While e-prescribing presents a range of benefits, requiring prescribers to adopt the practice could be unreasonably burdensome. Some barriers to the adoption of e-prescribing include cost, technology demands, and properly trained staff. According to testimony before the Senate Committee on Health Policy and Human Services, it is not unusual for practices to pay $500 or more a month for e-prescribing functions. This cost, in addition to the cost of technology upgrades and additional staff training, could become burdensome for smaller practices. The technological challenges that some physicians encounter also could inhibit the adoption of e-prescribing; rural practices often suffer from inconsistent and expensive broadband connectivity, which would be necessary for the adoption of e-prescribing. These challenges could deter many practices in Michigan from adopting e-prescribing, which could result in a fine under the bill.
To ensure that the benefits of e-prescribing are realized, the Legislature should consider ways to correct vendor behaviors that keep adoption rates of e-prescribing relatively low. One debilitating vendor behavior related to adoption of e-prescribing is the tendency to block information sharing across electronic health record interfaces; this occurs when developers and vendors do not make different interfaces compatible, and the practice generates additional, inhibitive fees. Instead of mandating e-prescribing by a certain date, the Legislature should regulate vendors to increase the affordability and organic adoption of e-prescribing.

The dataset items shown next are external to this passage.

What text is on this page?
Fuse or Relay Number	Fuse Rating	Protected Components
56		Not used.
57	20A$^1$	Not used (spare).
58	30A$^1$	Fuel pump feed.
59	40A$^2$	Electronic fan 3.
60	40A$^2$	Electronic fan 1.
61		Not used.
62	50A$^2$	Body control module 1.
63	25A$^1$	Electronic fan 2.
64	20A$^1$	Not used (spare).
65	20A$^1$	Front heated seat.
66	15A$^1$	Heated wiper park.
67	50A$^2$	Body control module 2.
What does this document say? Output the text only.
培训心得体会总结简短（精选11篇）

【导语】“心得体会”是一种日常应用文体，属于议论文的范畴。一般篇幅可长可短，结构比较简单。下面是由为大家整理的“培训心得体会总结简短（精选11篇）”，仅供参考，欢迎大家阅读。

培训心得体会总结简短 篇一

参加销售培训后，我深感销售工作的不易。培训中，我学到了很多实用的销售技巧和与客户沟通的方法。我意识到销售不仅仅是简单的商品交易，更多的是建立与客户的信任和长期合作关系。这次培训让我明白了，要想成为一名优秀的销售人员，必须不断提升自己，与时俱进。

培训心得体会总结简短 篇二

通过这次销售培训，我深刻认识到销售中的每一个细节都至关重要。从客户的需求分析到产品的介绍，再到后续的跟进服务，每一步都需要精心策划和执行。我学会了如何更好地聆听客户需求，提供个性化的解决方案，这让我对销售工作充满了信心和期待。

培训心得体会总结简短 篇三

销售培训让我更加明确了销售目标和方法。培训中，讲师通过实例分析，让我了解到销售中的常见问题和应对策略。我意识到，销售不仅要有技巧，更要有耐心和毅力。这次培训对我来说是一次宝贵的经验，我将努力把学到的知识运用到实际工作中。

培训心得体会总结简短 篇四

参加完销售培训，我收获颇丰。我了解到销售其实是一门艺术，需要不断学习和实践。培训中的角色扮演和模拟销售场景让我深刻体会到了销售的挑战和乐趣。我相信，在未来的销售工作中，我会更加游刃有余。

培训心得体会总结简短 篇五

Senate Bill 248 (S-2) and Senate Bill 254 (S-4) would have an indeterminate fiscal impact on State government and no fiscal impact on local government. The Department of Licensing and Regulatory Affairs could incur some costs associated with administrative activities. Existing appropriations likely would be sufficient to fund these costs. A disciplinary subcommittee could impose a fine of $250 per violation, but aggregate fines imposed on a licensee or registrant would be limited to a maximum of $5,000 per calendar year. Fine revenue would be deposited into the Health Profession Regulatory Fund.
This analysis was prepared by nonpartisan Senate staff for use by the Senate in its deliberations and does not constitute an official statement of legislative intent.